La communauté scientifique a dû admettre que cette jeune femme et «ses» chimpanzés venaient de brouiller la frontière entre l’humain et l’animal. (En fait il y avait à ses côtés deux autres femmes primatologues de terrain – Diane Fossey et ses gorilles dans la brume, et Biruté Galdikas et ses orangs-outangs de Bornéo –, ainsi que Louis Leakey le paléo-anthropologue qui leur avait fait confiance.) Après quelques siècles dominés par la terrible indigence de la représentation que l’Occident se faisait du «monde animal», cette révélation s’avérait plus que salutaire.

En effet celui-ci était pensé comme un monde «inférieur», caractérisé par un fonctionnement mécanique basé uniquement sur les «lois naturelles» de l’instinct, qui plus est dirigé par le principe pseudo rationnel, hégémonique et monologique de la «loi du plus fort» (en dévoiement des démonstrations beaucoup plus subtiles et nuancées que Charles Darwin avait publiées dans la deuxième moitié du XIXe siècle, en particulier avec son ouvrage sur l’origine des espèces).

Depuis lors, quel chemin parcouru dans notre connaissance du monde vivant! On sait maintenant que ce ne sont pas seulement les grands singes (dont l’ADN est pour presque 99% identique à celui des humains) qui utilisent des outils ou qui ont des cultures propres à des groupes d’individus. Les découvertes concernant l’intelligence, les émotions, l’inventivité, la socialité et la coopération chez les espèces autres qu’humaines se succèdent non seulement auprès des mammifères les plus populaires (cétacés, éléphants…), mais aussi chez les oiseaux, poissons, céphalopodes, insectes et autres. De nouveaux univers fascinants s’ouvrent autour des modes d’organisation et de communication des plantes et des animaux. Et chaque jour on «découvre» un peu plus les incroyables rouages des interdépendances qui tissent le vivant, interdépendances dont l’espèce humaine ne saurait être affranchie.

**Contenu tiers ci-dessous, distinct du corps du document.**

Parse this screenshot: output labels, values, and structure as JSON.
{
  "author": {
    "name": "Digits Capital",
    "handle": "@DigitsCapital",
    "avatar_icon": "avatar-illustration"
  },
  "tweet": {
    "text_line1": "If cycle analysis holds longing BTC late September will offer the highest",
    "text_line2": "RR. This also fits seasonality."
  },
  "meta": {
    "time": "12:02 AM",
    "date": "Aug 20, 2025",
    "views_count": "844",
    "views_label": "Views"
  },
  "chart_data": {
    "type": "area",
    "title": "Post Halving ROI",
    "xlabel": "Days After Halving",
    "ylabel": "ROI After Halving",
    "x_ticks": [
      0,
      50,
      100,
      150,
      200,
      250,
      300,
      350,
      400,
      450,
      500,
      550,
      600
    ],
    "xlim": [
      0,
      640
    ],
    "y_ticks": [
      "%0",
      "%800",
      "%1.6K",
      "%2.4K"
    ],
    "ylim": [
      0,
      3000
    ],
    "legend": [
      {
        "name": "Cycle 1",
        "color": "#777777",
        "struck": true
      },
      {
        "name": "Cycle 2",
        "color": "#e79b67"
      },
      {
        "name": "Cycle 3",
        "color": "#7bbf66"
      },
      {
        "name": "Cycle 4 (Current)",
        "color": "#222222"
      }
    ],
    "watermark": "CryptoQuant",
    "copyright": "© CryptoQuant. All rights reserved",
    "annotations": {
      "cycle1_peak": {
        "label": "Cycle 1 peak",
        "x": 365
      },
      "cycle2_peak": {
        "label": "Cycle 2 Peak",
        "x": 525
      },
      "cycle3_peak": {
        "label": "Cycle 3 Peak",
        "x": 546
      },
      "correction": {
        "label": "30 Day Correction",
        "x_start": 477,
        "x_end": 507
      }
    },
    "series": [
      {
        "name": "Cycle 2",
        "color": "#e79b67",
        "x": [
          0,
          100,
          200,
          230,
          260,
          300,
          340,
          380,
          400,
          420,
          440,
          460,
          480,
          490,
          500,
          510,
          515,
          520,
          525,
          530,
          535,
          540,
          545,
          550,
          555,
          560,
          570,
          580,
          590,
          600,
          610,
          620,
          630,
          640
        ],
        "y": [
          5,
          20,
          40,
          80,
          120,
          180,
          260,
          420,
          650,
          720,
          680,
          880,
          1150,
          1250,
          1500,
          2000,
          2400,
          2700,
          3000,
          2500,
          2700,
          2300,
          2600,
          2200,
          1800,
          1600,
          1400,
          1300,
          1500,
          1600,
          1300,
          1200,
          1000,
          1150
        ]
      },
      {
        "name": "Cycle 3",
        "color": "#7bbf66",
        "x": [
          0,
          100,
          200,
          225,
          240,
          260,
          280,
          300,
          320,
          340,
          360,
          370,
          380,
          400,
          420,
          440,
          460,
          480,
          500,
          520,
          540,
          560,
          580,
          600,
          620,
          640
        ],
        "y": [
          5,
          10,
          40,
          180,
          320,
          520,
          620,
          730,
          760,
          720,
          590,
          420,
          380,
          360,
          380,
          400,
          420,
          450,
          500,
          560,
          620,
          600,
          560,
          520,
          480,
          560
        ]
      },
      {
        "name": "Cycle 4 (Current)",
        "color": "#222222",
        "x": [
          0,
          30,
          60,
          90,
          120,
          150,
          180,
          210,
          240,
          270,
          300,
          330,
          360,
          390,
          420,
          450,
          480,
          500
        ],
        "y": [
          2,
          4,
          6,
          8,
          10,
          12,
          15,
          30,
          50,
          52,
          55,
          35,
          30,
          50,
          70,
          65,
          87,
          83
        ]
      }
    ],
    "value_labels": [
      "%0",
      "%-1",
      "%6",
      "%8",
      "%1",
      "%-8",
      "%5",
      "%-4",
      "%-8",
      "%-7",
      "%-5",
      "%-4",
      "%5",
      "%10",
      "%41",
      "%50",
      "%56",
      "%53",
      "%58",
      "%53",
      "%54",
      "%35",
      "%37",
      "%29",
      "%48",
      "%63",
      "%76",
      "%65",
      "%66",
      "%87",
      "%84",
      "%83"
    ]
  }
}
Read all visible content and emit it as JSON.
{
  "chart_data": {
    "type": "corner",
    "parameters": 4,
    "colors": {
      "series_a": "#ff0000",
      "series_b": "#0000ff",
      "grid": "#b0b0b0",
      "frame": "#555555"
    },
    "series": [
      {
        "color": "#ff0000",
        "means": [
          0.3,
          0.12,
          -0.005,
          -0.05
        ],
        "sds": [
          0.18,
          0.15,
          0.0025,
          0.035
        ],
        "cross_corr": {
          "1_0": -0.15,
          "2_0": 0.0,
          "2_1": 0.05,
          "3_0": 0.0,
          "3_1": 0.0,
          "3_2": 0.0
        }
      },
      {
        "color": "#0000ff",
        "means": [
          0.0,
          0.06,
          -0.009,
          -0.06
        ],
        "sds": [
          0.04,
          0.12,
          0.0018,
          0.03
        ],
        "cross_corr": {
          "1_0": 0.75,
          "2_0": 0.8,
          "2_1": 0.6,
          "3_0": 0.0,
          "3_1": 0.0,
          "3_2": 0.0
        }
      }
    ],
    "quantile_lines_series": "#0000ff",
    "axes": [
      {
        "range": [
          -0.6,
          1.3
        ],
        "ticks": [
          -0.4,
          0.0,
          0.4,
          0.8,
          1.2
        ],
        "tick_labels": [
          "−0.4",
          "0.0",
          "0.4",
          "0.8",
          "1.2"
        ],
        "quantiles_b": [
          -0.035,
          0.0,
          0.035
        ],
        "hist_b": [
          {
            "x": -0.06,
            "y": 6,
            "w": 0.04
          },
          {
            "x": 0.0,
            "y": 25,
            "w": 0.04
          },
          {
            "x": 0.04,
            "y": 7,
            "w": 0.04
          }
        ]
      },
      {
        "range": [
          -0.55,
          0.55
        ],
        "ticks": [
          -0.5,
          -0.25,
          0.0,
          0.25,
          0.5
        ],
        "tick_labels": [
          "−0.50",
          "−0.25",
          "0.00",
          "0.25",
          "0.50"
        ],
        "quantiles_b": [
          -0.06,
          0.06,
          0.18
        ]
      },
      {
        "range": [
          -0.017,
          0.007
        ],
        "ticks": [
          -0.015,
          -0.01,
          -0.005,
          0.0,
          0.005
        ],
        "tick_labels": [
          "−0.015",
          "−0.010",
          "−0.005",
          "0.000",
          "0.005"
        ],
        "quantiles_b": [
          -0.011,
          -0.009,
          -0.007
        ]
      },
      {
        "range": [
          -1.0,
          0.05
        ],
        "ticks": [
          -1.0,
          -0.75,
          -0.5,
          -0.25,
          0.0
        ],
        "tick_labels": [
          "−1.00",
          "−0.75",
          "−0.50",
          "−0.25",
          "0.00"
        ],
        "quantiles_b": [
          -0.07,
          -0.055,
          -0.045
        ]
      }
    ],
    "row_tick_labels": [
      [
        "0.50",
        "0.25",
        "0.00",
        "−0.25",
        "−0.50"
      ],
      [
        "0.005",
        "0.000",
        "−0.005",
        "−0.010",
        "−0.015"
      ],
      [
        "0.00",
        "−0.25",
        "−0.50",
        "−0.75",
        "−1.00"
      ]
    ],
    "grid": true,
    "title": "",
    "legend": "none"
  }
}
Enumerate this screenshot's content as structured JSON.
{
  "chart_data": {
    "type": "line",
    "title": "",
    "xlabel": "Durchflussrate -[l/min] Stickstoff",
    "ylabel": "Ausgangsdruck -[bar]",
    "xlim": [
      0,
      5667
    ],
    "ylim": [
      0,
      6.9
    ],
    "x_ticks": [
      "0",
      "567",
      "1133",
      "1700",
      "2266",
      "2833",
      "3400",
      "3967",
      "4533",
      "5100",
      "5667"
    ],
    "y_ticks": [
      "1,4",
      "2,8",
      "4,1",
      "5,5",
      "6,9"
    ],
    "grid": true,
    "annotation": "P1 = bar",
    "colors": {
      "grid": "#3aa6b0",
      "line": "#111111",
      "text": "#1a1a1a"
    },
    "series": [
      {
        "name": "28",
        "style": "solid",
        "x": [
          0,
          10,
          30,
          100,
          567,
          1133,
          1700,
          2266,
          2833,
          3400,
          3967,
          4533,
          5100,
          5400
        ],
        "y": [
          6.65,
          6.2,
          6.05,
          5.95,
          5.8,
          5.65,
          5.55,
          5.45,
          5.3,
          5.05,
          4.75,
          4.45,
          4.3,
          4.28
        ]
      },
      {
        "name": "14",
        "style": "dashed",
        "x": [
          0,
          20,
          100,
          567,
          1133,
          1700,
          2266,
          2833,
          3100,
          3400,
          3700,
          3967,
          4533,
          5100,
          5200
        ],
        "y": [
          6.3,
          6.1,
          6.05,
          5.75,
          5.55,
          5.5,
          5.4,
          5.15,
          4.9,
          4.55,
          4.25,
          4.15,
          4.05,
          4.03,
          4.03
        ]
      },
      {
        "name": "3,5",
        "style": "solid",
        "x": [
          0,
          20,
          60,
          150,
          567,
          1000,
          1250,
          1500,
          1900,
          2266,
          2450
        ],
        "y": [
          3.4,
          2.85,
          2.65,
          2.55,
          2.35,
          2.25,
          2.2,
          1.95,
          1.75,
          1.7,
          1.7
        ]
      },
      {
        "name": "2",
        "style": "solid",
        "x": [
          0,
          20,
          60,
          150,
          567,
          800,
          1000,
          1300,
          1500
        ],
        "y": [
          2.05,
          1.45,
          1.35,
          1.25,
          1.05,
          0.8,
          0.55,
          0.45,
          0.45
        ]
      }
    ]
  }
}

Pourtant, les vieux schémas ont la vie dure, tellement ils sont ancrés dans notre culture occidentale, elle-même devenue hégémonique. Nous n’avons pas encore réussi à intégrer ces nouvelles connaissances dans notre rapport au vivant, ne serait-ce qu’avec les animaux. A l’échelle planétaire, on dénie toute sensibilité à la plupart des animaux d’«élevage» (un euphémisme qui cache trop souvent une réalité totalement industrielle, concernant les trois quarts de la biomasse animale terrestre): ils sont exploités comme de simples choses. Même la relation métabolique de leur consommation par les humains semble avoir été occultée par la relation purement marchande à laquelle le monde moderne a réduit les animaux de boucherie et de la pêche industrielle…

Jane Goodall a non seulement été une pionnière nous obligeant à révolutionner notre représentation scientifique de l’animal, et donc de l’humain qui pensait s’en différencier: elle a aussi contribué à dévoiler les causes de notre aveuglement. Il est urgent d’en prendre acte, car tout porte à croire que le fait même de considérer notre propre espèce comme extraordinaire soit la cause fondamentale de la destruction du vivant et de l’habitabilité de la Terre.

François Margot est ingénieur agronome, fondateur et ancien codirecteur du Parc naturel régional Gruyère Pays-d’Enhaut, Rossinière (VD).